3.3      Manufacturer agrees to send to Owner as soon as available a complete
         written dossier containing, but not limited to, the complete chemistry
         and manufacturing control of the Product for cGMP in the USA and
         Europe.

3.4      Owner shall within 60 days of signing this contract supply to the
         Manufacturer the written forecast of quantities of the Product to be
         produced by the Manufacturer during the first 5 years of this
         Agreement, for planning purposes only. The Manufacturer within 30 days
         of receipt of such forecast shall supply to Owner a written plan which
         the Manufacturer shall reasonably follow which will delineate the steps
         the Manufacturer shall reasonably take to meet these operational
         requirements. Said plan shall include but not be limited to cash,
         investment, personnel, projects and time frame for each project. Owner
         shall have the right to inspect the site of manufacture at any time
         within normal business hours and by giving Manufacturer a reasonable
         notice thereof. Manufacturer shall diligently rectify any
         non-conformity as specified by Owner. Manufacturer shall diligently act
         on all reasonable directions or suggestions for improvements made from
         such inspections. Manufacturer shall diligently implement those
         directions or suggestions necessary for regulatory approval.
         Manufacturer shall permit all inspections required or demanded by
         regulatory bodies and immediately begin to implement all regulatory
         directions and requirements made by such regulatory bodies, so that
         these directions are fully implemented on the regulatory bodies'
         timeline limits. Should regulatory directions and requirements made by
         such regulatory bodies after initial regulatory approval has been
         granted and during the term of this Agreement imply and require
         investment into the Manufacturing Facilities, which could cause
         additional costs and expenses to the Manufacturer higher than
         [***]percent ([***]%) of the turn-over generated by this Agreement to
         the Manufacturer in the previous twelve-month period, the parties
         hereto agree to discuss the matter and any possible solution in good
         faith.

3.5      Manufacturer shall supply the Product to Owner in accordance with the
         Specifications and any relevant cGMP in the United States of America
         and Europe and at all times in a timely manner.

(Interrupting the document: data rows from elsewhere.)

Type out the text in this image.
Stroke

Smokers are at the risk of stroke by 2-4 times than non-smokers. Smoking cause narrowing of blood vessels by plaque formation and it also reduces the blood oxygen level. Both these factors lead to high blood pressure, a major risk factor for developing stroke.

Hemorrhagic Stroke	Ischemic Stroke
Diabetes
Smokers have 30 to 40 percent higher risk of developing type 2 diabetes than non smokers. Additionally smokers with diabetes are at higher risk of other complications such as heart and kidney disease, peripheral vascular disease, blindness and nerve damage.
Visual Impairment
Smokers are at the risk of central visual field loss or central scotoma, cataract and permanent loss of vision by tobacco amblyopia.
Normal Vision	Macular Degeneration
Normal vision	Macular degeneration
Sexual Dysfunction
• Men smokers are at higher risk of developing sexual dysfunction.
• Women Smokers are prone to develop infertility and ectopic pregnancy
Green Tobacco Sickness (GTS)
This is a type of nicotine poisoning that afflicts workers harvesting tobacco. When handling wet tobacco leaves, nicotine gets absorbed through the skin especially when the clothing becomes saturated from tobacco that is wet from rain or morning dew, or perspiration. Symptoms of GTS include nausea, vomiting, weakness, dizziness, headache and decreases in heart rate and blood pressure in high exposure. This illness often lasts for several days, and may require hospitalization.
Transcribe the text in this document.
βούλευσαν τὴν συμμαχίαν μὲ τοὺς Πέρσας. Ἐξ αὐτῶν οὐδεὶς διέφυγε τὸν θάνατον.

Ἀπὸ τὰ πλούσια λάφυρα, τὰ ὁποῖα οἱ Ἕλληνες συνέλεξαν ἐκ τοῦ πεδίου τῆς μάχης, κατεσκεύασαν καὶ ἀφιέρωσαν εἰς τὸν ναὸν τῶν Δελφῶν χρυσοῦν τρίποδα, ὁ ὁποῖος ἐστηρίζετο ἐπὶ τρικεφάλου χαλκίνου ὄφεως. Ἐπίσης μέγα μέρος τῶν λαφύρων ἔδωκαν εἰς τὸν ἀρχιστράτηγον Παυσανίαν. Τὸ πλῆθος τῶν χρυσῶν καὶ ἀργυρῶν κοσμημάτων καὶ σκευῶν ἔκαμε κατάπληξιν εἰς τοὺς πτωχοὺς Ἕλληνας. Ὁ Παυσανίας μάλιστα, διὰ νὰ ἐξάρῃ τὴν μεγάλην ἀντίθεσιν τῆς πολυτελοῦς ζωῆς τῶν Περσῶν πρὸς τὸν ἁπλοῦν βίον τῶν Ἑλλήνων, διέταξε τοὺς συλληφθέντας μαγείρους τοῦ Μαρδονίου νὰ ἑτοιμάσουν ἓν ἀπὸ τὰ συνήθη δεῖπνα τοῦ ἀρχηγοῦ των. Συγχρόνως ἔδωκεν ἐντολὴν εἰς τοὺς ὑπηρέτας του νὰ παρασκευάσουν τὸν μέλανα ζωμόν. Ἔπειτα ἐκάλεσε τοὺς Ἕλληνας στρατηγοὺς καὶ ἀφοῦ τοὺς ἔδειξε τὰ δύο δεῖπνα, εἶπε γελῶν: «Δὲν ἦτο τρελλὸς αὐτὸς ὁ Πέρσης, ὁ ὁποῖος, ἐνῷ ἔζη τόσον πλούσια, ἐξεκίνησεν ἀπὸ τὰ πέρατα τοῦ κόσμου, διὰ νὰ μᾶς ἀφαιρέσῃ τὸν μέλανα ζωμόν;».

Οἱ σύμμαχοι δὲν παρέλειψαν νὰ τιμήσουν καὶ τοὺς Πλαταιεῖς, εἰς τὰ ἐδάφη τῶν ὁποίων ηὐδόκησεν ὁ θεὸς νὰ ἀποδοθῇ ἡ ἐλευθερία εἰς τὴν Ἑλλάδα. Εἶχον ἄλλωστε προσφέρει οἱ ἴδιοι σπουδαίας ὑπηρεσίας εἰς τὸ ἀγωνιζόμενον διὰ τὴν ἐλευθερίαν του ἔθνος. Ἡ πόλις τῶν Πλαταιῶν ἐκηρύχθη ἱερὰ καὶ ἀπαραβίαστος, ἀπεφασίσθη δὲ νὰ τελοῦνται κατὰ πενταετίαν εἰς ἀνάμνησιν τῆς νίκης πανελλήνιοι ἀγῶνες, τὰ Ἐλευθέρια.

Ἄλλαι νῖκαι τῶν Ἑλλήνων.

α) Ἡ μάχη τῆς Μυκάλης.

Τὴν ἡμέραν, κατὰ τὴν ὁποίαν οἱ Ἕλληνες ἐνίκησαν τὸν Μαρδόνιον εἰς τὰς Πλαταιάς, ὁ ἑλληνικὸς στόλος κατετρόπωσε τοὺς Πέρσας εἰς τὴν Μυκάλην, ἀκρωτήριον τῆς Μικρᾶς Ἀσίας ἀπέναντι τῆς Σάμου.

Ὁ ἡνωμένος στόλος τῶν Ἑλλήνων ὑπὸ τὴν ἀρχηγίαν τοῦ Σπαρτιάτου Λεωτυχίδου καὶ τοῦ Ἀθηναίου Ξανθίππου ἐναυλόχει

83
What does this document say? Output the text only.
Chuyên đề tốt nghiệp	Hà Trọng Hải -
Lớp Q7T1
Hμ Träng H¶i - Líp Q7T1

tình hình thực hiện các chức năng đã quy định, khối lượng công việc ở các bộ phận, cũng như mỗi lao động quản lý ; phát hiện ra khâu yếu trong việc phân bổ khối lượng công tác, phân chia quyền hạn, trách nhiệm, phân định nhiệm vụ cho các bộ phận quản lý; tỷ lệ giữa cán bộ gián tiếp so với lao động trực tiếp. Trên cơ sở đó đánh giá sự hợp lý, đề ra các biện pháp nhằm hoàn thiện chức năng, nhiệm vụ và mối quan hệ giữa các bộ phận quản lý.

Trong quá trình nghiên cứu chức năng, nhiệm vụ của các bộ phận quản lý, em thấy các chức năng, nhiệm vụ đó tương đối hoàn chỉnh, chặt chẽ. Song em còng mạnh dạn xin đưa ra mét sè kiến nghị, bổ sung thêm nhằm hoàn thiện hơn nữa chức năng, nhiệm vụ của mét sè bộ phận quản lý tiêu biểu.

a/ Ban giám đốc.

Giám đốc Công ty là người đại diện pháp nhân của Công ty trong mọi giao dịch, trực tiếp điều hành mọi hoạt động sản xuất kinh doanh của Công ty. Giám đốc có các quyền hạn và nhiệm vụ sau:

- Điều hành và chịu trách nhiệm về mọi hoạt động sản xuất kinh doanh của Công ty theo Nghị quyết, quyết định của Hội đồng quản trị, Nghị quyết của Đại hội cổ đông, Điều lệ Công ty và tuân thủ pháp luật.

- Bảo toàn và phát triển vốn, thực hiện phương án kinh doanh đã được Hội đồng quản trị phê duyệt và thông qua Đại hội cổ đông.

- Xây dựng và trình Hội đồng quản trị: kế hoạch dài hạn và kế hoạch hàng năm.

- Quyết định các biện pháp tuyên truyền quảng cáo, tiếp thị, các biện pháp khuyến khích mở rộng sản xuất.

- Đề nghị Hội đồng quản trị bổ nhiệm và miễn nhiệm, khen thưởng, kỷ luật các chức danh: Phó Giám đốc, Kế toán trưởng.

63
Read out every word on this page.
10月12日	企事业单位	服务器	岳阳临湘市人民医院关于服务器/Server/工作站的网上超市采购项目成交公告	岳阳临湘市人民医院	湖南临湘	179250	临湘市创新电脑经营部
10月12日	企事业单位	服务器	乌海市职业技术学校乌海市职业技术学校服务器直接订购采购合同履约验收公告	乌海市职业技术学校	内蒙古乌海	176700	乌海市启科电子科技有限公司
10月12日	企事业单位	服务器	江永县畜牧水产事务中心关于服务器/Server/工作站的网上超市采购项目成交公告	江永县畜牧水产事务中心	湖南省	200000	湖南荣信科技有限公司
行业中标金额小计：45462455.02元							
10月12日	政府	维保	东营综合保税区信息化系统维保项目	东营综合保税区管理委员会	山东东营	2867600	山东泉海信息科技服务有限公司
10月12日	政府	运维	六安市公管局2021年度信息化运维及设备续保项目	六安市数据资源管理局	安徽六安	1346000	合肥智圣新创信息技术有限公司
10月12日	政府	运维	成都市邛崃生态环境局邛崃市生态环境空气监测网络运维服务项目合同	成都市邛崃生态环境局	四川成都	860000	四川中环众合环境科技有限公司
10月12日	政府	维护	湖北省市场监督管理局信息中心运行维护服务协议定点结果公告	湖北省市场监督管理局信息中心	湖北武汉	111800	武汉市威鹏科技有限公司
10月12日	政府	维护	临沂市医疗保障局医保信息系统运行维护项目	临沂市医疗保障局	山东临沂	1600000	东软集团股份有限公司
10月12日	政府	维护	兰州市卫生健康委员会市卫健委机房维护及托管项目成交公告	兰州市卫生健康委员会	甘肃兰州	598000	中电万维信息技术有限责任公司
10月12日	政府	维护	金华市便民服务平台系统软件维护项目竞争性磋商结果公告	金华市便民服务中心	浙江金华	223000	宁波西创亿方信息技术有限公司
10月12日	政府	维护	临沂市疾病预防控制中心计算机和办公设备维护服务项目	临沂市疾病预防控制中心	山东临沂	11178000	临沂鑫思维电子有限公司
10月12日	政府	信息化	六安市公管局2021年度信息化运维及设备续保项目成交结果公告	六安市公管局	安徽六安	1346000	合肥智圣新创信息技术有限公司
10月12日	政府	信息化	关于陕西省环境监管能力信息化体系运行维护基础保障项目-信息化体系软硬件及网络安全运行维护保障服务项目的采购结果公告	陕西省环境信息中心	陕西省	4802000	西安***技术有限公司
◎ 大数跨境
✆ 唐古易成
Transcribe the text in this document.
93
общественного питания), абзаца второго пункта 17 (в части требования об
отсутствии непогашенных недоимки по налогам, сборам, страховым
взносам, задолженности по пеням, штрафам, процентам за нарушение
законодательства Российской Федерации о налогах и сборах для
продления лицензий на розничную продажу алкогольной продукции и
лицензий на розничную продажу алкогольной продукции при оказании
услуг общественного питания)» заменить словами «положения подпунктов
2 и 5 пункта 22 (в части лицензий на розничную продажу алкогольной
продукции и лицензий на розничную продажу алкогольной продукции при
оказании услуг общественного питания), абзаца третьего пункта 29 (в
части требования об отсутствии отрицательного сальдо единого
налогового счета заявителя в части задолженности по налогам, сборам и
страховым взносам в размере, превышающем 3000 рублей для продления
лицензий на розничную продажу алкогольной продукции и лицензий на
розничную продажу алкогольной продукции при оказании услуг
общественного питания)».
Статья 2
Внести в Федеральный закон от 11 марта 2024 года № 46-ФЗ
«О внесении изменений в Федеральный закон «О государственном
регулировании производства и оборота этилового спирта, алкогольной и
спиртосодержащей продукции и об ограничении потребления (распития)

3.6      Manufacturer shall have the right and obligation to manufacture and
         supply the Product to Owner in the amount required by the Owner, and
         Owner shall have the obligation to purchase [***]percent ([***]%) of
         Owner's requirements of the Product from the Manufacturer.

3.7      Owner shall have the right to establish a second site for manufacturing
         the Product at its sole costs. Manufacturer shall assist Owner in this
         endeavor with all reasonable necessary technical support needed to
         establish this second site. All costs and expenses which Manufacturer
         incurs relating to such assistance shall be borne by the Owner.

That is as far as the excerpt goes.